1. What have you accomplished during your presidency?
I became president of the SFO 2 years ago. I feel that our society has accomplished quite a lot in the past 5 years. We increased the demographics of our membership by allowing speakers to present in English or French, with simultaneous translation. We introduced the e-poster format at our meetings and improved our internal connections with members by publishing a newsletter that focuses on breaking news in our profession. We also enhanced our Web site to include news and various links to other societies and the subspecialties.

We introduced joint symposia with participants from European and non- European countries including Chili, Brazil, Marrocco, Tunisia, Algeria, Libya, and Syria. This year, we are going to enlarge the joint meeting by holding it at the University of Chicago, Illinois. In addition to the official media conference, we will hold an industry-focused news conference that will be moderated by a medical expert who does not have a financial interest in the techniques or treatments presented.

There is still work to be done. I believe we need to improve the support that the SFO provides to non- European francophonic countries, such as those in Africa, especially in terms of educational programs. We should continue to facilitate the participation of doctors from these countries at our congress.

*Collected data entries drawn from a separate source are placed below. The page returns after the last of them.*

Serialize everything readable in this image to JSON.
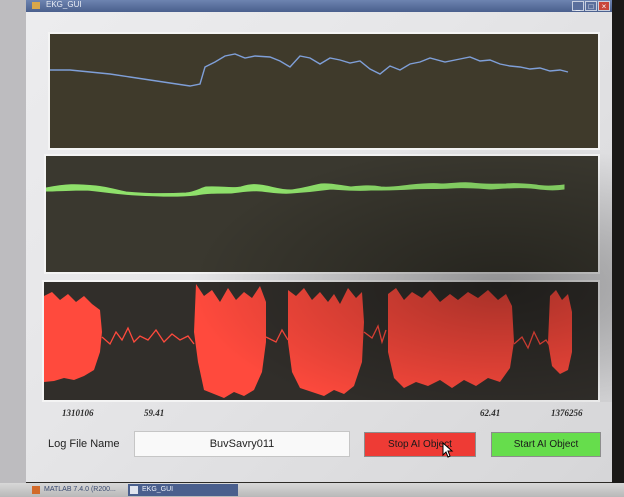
{
  "window": {
    "title": "EKG_GUI"
  },
  "window_controls": {
    "minimize": "_",
    "maximize": "□",
    "close": "×"
  },
  "axes": {
    "x_ticks": [
      "1310106",
      "59.41",
      "62.41",
      "1376256"
    ],
    "trace_colors": {
      "top": "#7f9fd8",
      "middle": "#8fe06b",
      "bottom": "#ff4a3d"
    }
  },
  "controls": {
    "log_label": "Log File Name",
    "log_value": "BuvSavry011",
    "stop_label": "Stop AI Object",
    "start_label": "Start AI Object"
  },
  "taskbar": {
    "items": [
      "MATLAB 7.4.0 (R200...",
      "EKG_GUI"
    ]
  },
  "colors": {
    "stop_button": "#ee3b35",
    "start_button": "#66dd4c",
    "titlebar": "#4a5f8d"
  },
  "icons": [
    "app-icon",
    "cursor-icon",
    "matlab-icon",
    "figure-icon"
  ]
}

2. What are some ways that the SFO promotes interaction among subspecialties?
Subspecialty societies are organized within the national society. At the main meeting, each subspecialty is designated 1 full day to focus on that society's research. We also hold joint meetings of the national and subspecialty societies.

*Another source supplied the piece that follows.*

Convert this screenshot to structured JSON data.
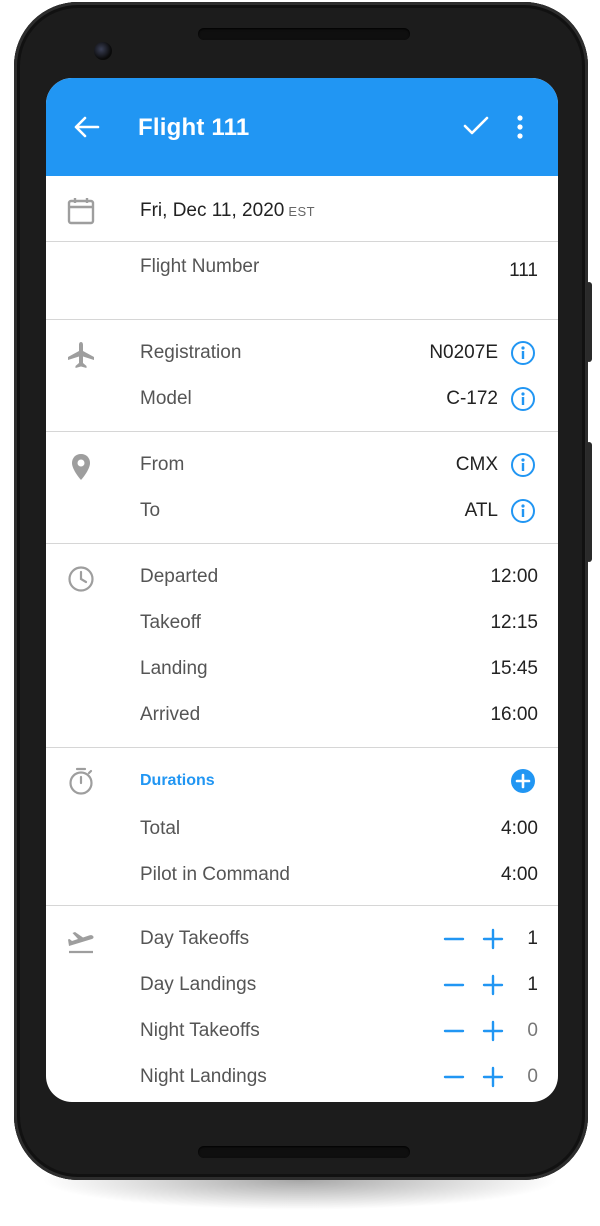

This year, we are introducing a new badge format. Instead of a badge with a barcode, participants will be given a card that contains an electronic device. The card is recognized by scanners set up at entranceways to the various sessions (ie, wet lab, main symposium, free paper session). Our hope is that this format will improve circulation of participants from various subspecialties throughout the congress. The badge will contain the participant's registration registration information and will also calculate his continuing medical education (CME) credits.

3. What advice do you have for colleagues who want to publish their research but struggle to find time to do so?
Papers issued at SFO meetings are often printed in the French Journal of Ophthalmology. These papers are published in French, and the papers are available on Medline. Unfortunately, many people in France do not speak English and this generally prevents scientists and doctors from publishing in peer-reviewed journals in which English is the official language. Additionally, for those who are somewhat familiar with English, writing a paper in English is often a lengthy process. It is truly a pity that data is lost whether it is due to language or time constraints. In the interest of knowledge sharing, publishing one's work is vital.

4. What would you like to accomplish over the next 5 years?
We should think in terms of Europe as a whole, not just in terms of one person or each individual country. In my opinion, we should pull together the resources of the national societies to create a European society that conducts large multicenter studies, and defines guidelines for best practices and educational programs. We need to encourage investigators from the subspecialties and national societies throughout Europe to work together on large projects. It would be interesting to see largescale studies conducted in Europe that could achieve the same scope as those performed in the United States.

5. Describe your ideal vacation destination.
It is difficult to feel free to take a vacation because I am always working on one of my missions. As a professional woman and a mother of three children, I need to divide my brain to perform all of the daily tasks required of me. Thanks to latest advancements of the mobile phone, it is much easier for me to take care of many things at the same time. I believe that being busy makes one learn how to set priorities and develop time management skills. When I am able to take a vacation, I take a true vacation. I go as far away as possible with my family and I devote all of my attention to them.